“I’m going to do them all, sometime,” Dicky prophesied. “Doc O’Brien says so.”

“I think Rosie the beautifullest little girl,” Maida said. “I wish she’d come into the shop so that I could get acquainted with her.”

“Oh, she’ll come in sometime. You see the W.M.N.T. is meeting now and we’re all pretty busy. She’s the only girl in it.”

“The W.M.N.T.,” Maida repeated. “What does that mean?”

“I can’t tell?” Dicky said regretfully. “It’s the name of our club. Rosie and Arthur and I are the only ones who belong.”

After that talk, Maida watched Rosie Brine closer than ever. If she caught a glimpse of the scarlet cape in the distance, it was hard to go on working. She noticed that Rosie seemed very fond of all helpless things. She was always wheeling out the babies in the neighborhood, always feeding the doves and carrying her kitten about on her shoulder, always winning the hearts of other people’s dogs and then trying to induce them not to follow her.

“It seems strange that she never comes into the shop,” Maida said mournfully to Dicky one day.

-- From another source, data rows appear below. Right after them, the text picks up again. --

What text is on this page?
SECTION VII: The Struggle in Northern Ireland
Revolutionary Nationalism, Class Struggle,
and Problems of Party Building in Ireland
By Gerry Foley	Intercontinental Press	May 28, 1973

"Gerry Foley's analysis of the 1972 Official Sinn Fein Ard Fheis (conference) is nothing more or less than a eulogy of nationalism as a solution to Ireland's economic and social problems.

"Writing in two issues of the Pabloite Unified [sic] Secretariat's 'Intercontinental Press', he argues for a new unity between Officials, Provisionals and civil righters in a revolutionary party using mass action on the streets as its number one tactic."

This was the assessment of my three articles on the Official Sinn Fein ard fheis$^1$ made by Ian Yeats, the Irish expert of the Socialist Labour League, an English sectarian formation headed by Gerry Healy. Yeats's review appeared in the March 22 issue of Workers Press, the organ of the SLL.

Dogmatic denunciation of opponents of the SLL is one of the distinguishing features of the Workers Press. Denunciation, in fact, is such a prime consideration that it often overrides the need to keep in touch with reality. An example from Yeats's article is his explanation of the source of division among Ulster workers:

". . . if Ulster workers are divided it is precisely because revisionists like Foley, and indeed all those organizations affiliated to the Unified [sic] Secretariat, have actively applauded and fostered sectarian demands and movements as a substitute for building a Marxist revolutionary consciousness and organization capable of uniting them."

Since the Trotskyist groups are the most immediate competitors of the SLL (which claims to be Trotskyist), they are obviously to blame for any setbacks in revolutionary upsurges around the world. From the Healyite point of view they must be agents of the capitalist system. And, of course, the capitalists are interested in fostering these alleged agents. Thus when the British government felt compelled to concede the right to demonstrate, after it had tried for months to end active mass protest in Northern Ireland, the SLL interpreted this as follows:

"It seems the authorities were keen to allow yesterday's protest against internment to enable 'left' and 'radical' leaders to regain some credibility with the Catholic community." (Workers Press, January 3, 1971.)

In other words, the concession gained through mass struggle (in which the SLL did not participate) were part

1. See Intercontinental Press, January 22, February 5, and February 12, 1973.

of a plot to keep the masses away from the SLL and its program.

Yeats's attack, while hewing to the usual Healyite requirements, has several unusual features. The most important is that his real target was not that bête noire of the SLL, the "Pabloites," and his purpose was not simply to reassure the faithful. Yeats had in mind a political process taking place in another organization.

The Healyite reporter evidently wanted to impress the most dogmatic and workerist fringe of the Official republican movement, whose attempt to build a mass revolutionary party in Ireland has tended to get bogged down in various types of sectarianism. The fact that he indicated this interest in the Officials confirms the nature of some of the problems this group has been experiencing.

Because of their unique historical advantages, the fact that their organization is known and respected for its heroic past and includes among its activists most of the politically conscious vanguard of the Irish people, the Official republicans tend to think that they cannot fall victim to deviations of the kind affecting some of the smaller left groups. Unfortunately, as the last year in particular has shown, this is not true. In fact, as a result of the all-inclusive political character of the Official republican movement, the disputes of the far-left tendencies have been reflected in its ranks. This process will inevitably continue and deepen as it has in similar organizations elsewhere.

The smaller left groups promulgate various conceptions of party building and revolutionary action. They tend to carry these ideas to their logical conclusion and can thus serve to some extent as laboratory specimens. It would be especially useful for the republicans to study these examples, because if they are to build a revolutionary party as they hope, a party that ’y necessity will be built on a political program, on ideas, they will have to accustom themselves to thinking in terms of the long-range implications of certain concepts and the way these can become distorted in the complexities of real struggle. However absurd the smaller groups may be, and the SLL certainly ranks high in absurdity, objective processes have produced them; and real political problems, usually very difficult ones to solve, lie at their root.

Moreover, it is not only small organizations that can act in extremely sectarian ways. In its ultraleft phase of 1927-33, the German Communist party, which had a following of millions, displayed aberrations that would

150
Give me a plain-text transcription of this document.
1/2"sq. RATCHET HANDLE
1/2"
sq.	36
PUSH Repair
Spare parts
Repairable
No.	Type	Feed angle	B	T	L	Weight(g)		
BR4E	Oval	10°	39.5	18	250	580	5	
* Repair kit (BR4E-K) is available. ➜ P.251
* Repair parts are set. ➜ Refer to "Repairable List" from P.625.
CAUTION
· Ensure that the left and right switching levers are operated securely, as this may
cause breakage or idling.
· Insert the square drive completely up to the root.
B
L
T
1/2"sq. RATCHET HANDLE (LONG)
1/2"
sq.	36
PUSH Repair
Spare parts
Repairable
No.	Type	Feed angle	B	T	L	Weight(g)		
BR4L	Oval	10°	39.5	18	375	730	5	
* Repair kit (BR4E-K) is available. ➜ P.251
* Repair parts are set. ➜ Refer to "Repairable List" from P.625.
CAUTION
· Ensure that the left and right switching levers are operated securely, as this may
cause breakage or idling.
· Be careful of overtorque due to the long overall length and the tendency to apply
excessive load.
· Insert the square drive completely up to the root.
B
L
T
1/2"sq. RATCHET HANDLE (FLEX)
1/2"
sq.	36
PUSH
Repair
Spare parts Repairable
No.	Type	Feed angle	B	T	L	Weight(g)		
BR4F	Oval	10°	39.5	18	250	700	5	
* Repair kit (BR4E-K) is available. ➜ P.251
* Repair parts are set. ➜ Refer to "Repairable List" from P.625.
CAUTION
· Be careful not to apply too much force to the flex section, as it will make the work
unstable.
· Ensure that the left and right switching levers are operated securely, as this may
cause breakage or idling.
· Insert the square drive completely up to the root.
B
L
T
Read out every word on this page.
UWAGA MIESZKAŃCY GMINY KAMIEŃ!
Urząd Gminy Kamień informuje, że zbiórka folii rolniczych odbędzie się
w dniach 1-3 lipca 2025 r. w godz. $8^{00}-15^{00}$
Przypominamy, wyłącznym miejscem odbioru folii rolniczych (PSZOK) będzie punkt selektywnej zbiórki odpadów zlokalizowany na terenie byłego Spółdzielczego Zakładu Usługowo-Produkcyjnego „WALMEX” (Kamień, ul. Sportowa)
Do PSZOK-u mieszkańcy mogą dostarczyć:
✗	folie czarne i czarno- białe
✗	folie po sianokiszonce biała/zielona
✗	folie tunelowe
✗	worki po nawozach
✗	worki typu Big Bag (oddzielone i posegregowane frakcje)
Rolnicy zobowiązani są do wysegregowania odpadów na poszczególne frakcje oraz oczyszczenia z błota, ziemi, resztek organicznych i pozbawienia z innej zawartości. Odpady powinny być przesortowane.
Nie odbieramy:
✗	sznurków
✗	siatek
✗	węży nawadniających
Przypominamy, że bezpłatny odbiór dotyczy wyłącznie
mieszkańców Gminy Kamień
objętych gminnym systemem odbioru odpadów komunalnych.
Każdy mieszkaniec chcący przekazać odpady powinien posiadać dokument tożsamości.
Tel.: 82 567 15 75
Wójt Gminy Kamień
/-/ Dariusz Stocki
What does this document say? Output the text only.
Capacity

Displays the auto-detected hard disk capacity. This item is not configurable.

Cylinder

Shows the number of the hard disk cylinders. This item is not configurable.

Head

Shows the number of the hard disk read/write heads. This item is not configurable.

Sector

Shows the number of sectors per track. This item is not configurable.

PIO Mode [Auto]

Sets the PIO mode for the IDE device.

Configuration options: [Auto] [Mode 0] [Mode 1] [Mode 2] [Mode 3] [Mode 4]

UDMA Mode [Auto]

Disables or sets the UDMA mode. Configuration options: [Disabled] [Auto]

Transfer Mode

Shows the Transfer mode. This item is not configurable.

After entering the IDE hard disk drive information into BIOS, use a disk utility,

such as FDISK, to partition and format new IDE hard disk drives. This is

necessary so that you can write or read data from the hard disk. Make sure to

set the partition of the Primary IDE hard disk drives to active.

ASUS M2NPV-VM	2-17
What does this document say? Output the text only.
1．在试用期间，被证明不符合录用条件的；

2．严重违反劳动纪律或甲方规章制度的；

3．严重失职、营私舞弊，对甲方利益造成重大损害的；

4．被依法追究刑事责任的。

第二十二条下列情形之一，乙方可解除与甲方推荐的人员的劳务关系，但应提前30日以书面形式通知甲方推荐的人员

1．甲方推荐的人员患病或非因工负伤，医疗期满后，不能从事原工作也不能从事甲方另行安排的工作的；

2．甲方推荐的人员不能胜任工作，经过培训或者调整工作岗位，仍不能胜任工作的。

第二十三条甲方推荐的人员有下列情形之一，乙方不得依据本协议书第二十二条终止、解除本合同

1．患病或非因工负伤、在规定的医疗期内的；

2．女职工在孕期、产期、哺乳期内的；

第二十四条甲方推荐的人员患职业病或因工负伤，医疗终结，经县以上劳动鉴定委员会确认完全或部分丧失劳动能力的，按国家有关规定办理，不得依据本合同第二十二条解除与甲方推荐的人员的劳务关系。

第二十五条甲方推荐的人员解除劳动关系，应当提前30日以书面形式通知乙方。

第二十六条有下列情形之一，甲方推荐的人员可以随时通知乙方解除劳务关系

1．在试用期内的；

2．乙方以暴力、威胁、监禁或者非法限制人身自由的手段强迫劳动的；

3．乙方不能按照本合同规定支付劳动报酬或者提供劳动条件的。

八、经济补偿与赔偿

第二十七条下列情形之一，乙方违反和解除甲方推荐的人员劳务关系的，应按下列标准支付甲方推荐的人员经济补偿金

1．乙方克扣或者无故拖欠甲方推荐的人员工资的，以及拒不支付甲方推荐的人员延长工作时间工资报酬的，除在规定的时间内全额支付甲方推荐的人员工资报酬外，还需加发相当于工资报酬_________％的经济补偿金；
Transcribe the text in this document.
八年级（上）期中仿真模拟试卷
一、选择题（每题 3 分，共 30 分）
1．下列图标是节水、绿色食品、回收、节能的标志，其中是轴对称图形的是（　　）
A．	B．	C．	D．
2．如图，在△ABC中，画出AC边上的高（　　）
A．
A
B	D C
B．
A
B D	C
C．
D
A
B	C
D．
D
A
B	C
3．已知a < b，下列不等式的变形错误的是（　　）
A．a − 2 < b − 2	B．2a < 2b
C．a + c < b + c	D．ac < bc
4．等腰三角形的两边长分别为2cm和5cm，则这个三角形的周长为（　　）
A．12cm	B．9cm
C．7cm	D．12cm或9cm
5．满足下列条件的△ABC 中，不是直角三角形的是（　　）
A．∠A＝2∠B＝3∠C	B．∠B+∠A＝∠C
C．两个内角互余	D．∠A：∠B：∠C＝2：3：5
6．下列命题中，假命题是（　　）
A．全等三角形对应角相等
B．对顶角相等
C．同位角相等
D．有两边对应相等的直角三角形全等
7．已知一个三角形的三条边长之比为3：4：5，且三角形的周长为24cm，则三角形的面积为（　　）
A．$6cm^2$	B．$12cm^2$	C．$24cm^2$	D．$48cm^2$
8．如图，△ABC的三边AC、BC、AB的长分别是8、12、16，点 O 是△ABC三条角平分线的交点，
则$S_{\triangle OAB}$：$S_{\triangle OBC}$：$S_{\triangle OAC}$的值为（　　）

“You see she never has any money to spend,” Dicky explained. “That’s the way her mother punishes her. But sometimes she earns it on the sly taking care of babies. She loves babies and babies always love her. Delia’ll go to her from my mother any time and as for Betsy Hale—Rosie’s the only one who can do anything with her.”

But a whole week passed. And then one day, to Maida’s great delight, the tinkle of the bell preceded the entrance of Rose-Red.

“Let me look at your tops, please,” Rosie said, marching to the counter with the usual proud swing of her body.